What makes this work is restraint. Chocolate stays in the background, keeping the fragrance lighter and more wearable than a straight confectionery translation would suggest. The kunafeh accord, that golden warmth, shimmers through the heart via sesame and tonka, giving the scent its authenticity without tipping into parody. Cardamom anchors everything, adding warmth and a slight spice that keeps the sweetness from going flat. It's a dessert fragrance for people who usually avoid them, specific enough to feel real, warm enough to feel human.
The evolution
Pistachio and caramel arrive together, roasted, sugary, immediately present. The opening reads like a confectionery display: sweet but grounded, not synthetic.
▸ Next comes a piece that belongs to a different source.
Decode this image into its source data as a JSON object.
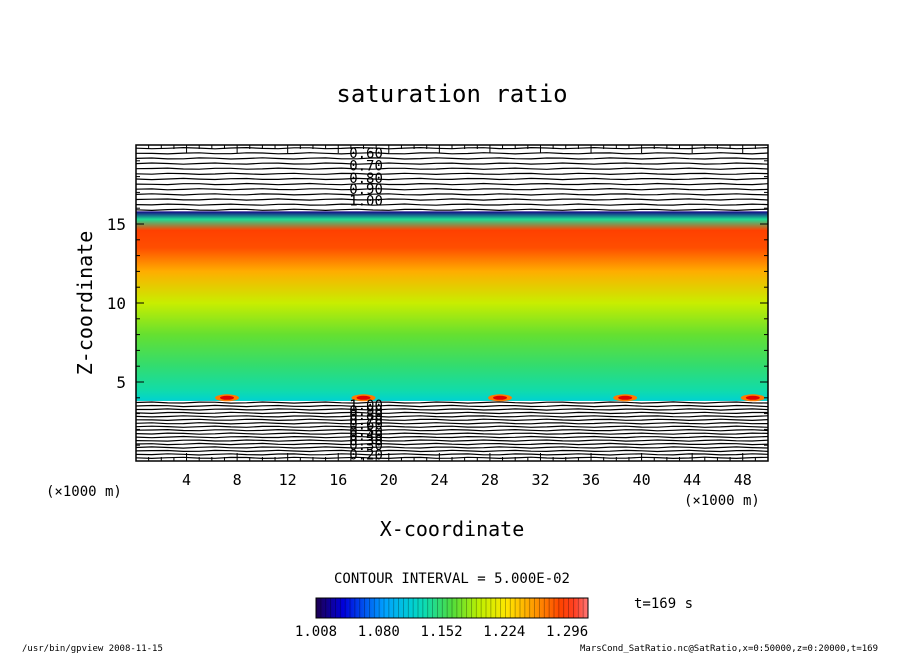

Within twenty minutes, sesame and tonka move in, the kunafeh accord emerging as a warm, golden note that gives the fragrance its identity. Cardamom adds a clean spice that lifts the sweetness. The drydown is where vanilla and chocolate take over, the pistachio fades but never disappears, and the powdery notes keep everything soft and intimate. Moderate sillage means it stays close, personal, a secret rather than an announcement.
Cultural impact
The Dubai Chocolate phenomenon created a global appetite for Middle Eastern confectionery, and Pistachio Kunafa arrives to translate that cultural moment into scent. It's part of Anfar 1950's Dubai Chocolate collection, positioning itself as a fragrance for people who want specificity over abstraction. The kunafeh reference provides cultural specificity that generic dessert fragrances do not offer, while the restraint around chocolate keeps it wearable rather than overwhelming.